(pict. abuthalhah.wordp)

Figuritas ustadz kembali menjadi buah bibir. Selepas tayangnya video salah satu ustadz jebolan ajang pemilihan da’i dari salah satu televisi swasta itu, melakukan penganiyaan pada salah seorang operator sound system di sebuah acara. Video yang diambil dari situs Youtube yang berdurasi sekitar tiga menitan ini menjadi heboh. Selain karena di-blow up media, ramai-ramai pengguna akun jejaring sosial pribadi pun meng-copy alamat situs video tersebut (url), untuk disaksikan dan disebarkan secara lebih luas lagi.

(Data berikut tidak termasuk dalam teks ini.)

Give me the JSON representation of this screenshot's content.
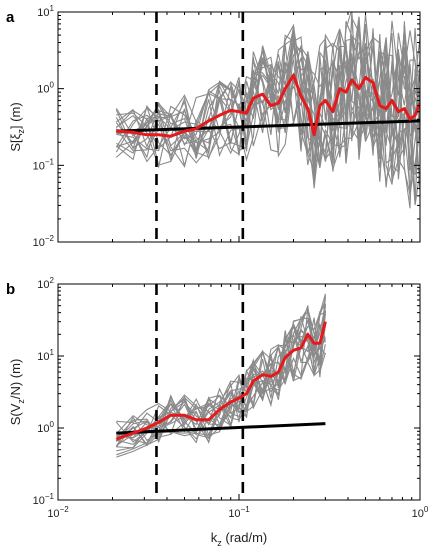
{
  "chart_data": [
    {
      "panel_letter": "a",
      "type": "line",
      "xscale": "log",
      "yscale": "log",
      "xlim": [
        0.01,
        1
      ],
      "ylim": [
        0.01,
        10
      ],
      "ylabel_base": "S[ξ",
      "ylabel_sub": "z",
      "ylabel_tail": "] (m)",
      "x_ticks": [
        0.01,
        0.1,
        1
      ],
      "y_ticks": [
        {
          "value": 0.01,
          "base": "10",
          "exp": "−2"
        },
        {
          "value": 0.1,
          "base": "10",
          "exp": "−1"
        },
        {
          "value": 1,
          "base": "10",
          "exp": "0"
        },
        {
          "value": 10,
          "base": "10",
          "exp": "1"
        }
      ],
      "vlines": [
        0.035,
        0.105
      ],
      "colors": {
        "samples": "#8a8a8a",
        "mean": "#e41a1c",
        "fit": "#000000",
        "vline": "#000000"
      },
      "mean_series": {
        "x": [
          0.021,
          0.026,
          0.031,
          0.036,
          0.042,
          0.05,
          0.058,
          0.068,
          0.078,
          0.09,
          0.1,
          0.11,
          0.12,
          0.135,
          0.15,
          0.165,
          0.18,
          0.2,
          0.22,
          0.24,
          0.26,
          0.28,
          0.3,
          0.33,
          0.36,
          0.39,
          0.42,
          0.46,
          0.5,
          0.55,
          0.6,
          0.65,
          0.7,
          0.76,
          0.82,
          0.88,
          0.94,
          1.0
        ],
        "y": [
          0.28,
          0.27,
          0.25,
          0.25,
          0.24,
          0.28,
          0.3,
          0.38,
          0.45,
          0.52,
          0.5,
          0.48,
          0.75,
          0.85,
          0.6,
          0.65,
          1.0,
          1.5,
          0.8,
          0.55,
          0.25,
          0.6,
          0.7,
          0.5,
          1.0,
          0.9,
          1.3,
          1.0,
          1.4,
          1.2,
          0.6,
          0.55,
          0.7,
          0.5,
          0.55,
          0.4,
          0.45,
          0.65
        ]
      },
      "fit_series": {
        "x": [
          0.021,
          1.0
        ],
        "y": [
          0.28,
          0.38
        ]
      },
      "sample_count": 20,
      "sample_xmax": 1.0
    },
    {
      "panel_letter": "b",
      "type": "line",
      "xscale": "log",
      "yscale": "log",
      "xlim": [
        0.01,
        1
      ],
      "ylim": [
        0.1,
        100
      ],
      "ylabel_base": "S(V",
      "ylabel_sub": "z",
      "ylabel_tail": "/N) (m)",
      "xlabel_base": "k",
      "xlabel_sub": "z",
      "xlabel_tail": " (rad/m)",
      "x_ticks": [
        {
          "value": 0.01,
          "base": "10",
          "exp": "−2"
        },
        {
          "value": 0.1,
          "base": "10",
          "exp": "−1"
        },
        {
          "value": 1,
          "base": "10",
          "exp": "0"
        }
      ],
      "y_ticks": [
        {
          "value": 0.1,
          "base": "10",
          "exp": "−1"
        },
        {
          "value": 1,
          "base": "10",
          "exp": "0"
        },
        {
          "value": 10,
          "base": "10",
          "exp": "1"
        },
        {
          "value": 100,
          "base": "10",
          "exp": "2"
        }
      ],
      "vlines": [
        0.035,
        0.105
      ],
      "colors": {
        "samples": "#8a8a8a",
        "mean": "#e41a1c",
        "fit": "#000000",
        "vline": "#000000"
      },
      "mean_series": {
        "x": [
          0.021,
          0.026,
          0.031,
          0.036,
          0.042,
          0.05,
          0.058,
          0.068,
          0.078,
          0.09,
          0.1,
          0.11,
          0.12,
          0.135,
          0.15,
          0.165,
          0.18,
          0.2,
          0.22,
          0.24,
          0.26,
          0.28,
          0.3
        ],
        "y": [
          0.7,
          0.85,
          1.0,
          1.2,
          1.5,
          1.5,
          1.3,
          1.3,
          1.8,
          2.3,
          2.6,
          3.0,
          4.5,
          5.5,
          5.2,
          6.0,
          9.5,
          12.0,
          13.0,
          20.0,
          15.0,
          15.0,
          30.0
        ]
      },
      "fit_series": {
        "x": [
          0.021,
          0.3
        ],
        "y": [
          0.85,
          1.15
        ]
      },
      "sample_count": 20,
      "sample_xmax": 0.3
    }
  ]
}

Walaupun kabar terakhir dikatakan, kedua belah pihak sudah berdamai. Namun, karena aksi tersebut, ustadz berambut gondrong yang suka menyelipkan kata coy dalam aksi panggungnya ini, menuai kritik dan kecaman dari beragam elemen.

Sebagai publik figur, tentu perbuatan seperti itu, apa pun yang menjadi alasannya, tak sepatutnya terjadi. Apalagi dengan title, ustadz yang terselip di nama dan setiap panggilannya. Sorotan akan menjadi lebih tajam pada orang-orang yang memakai simbol dan atribut keagamaan (red. Islam). Ustadz juga manusia, tentu bukanlah alibi yang pas dan alasan yang bisa menjawab untuk menonelir perbuatan itu.

Kasus yang menyeret ustadz pun sebenarnya bukan yang pertama kali ini. Bila  kita masing ingat, terjadi perseteruan yang cukup miris antara salah satu majelis taklim di Hongkong dengan salah seorang ustadz kondang pada Desember 2013 yang lalu. Saat itu, mata media menyorot dan mem-blow upkasus ustadz bertarif. Kasus tersebut menjadi heboh karena bayaran yang diajukan terlampau tinggi untuk dijangkau. Walaupun pada akhirnya kedua belah pihak sudah saling islah dan mengklarifikasi. Namun, pandangan masyarakat terhadap ustadz, baik terhadapnya atau kepada yang lainnya, baik disadari atau tidak, kadung terdistorsi ke arah yang kurang bagus (red. tercoreng).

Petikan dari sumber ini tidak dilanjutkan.